Se mettre d’accord sur une position commune sans cacher nos désaccords à l’enfant va apprendre à l’enfant la tolérance à la différence et la richesse de la diversité. Il sera plus équipé pour construire son identité propre. Bien sûr cela demande des temps de concertation et d’écoute mutuelle. Accepter que chacun ait sa vérité, qu’il n’y en n’ait pas une plus juste que l’autre. Difficile parce que l’émotionnel est là. Il faut apprendre à le gérer. Aussi parce que, lorsqu’il y a un moment paisible sans enfant, les parents ont envie de parler d’autre chose que des enfants ! Il va donc être indispensable de ritualiser ces temps de concertation. Un papa me disait qu’avec sa compagne ils se levaient une heure plus tôt le samedi et se faisaient un « délicieux petit déjeuner de calage sur les sujets à tension ».

Cela permet de poser ses limites à l’autre parent aussi : « Quand tu ris parce qu’il pleure, je le vis mal. Ça me touche très profondément. J’ai vécu cela petite et ça peut faire mal. Je te demande de ne pas le faire ou d’accepter que j’intervienne quand tu le fais ». Poser des limites aussi lorsque l’autre devient maltraitant car il s’énerve : « Es-tu Ok que je te demande de me laisser faire lorsque tu t’emportes ? ». C’est tellement plus facile d’en parler en dehors des situations de stress relationnel…

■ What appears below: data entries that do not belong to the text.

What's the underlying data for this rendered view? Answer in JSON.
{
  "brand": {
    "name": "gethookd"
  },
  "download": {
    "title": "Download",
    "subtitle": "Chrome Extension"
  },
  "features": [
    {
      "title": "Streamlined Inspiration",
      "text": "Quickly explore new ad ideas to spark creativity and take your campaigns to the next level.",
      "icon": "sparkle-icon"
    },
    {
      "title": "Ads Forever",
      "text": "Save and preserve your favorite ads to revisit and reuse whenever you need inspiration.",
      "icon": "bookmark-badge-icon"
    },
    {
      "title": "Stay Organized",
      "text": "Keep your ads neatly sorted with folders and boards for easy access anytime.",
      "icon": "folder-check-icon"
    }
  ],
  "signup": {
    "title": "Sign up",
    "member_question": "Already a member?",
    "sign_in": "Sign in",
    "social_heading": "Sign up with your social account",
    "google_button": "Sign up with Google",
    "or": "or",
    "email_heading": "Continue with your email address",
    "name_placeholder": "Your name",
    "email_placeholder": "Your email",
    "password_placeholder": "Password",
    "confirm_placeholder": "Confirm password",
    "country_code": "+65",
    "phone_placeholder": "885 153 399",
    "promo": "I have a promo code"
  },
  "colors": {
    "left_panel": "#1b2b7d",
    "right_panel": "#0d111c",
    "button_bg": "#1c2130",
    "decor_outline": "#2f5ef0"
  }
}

Et comme ce n’est pas facile de parler sans s’emporter ou d’écouter l’autre sans l’interrompre, choisir une méthode pour l’expression peut s’avérer indispensable (la méthode C.N.V par exemple : Communication Non Violente). C’est d’autant plus difficile quand on vit séparé : créer des espaces avec l’autre demande parfois de dépasser la souffrance liée à la séparation et la colère contre l’autre. Pourtant, et encore plus si les familles se sont recomposées, cela permet de rappeler la réalité du couple parental, responsable en priorité de l’éducation de l’enfant, même si ce n’est plus un couple de vie commune. Cela facilite aussi la posture des belles mères ou beaux pères qui accompagnent aussi l’enfant. C’est le couple parental qui va se caler sur les sujets de tension (comme l’usage des écrans chez l’un et chez l’autre par exemple). Il en va de l’équilibre de l’enfant.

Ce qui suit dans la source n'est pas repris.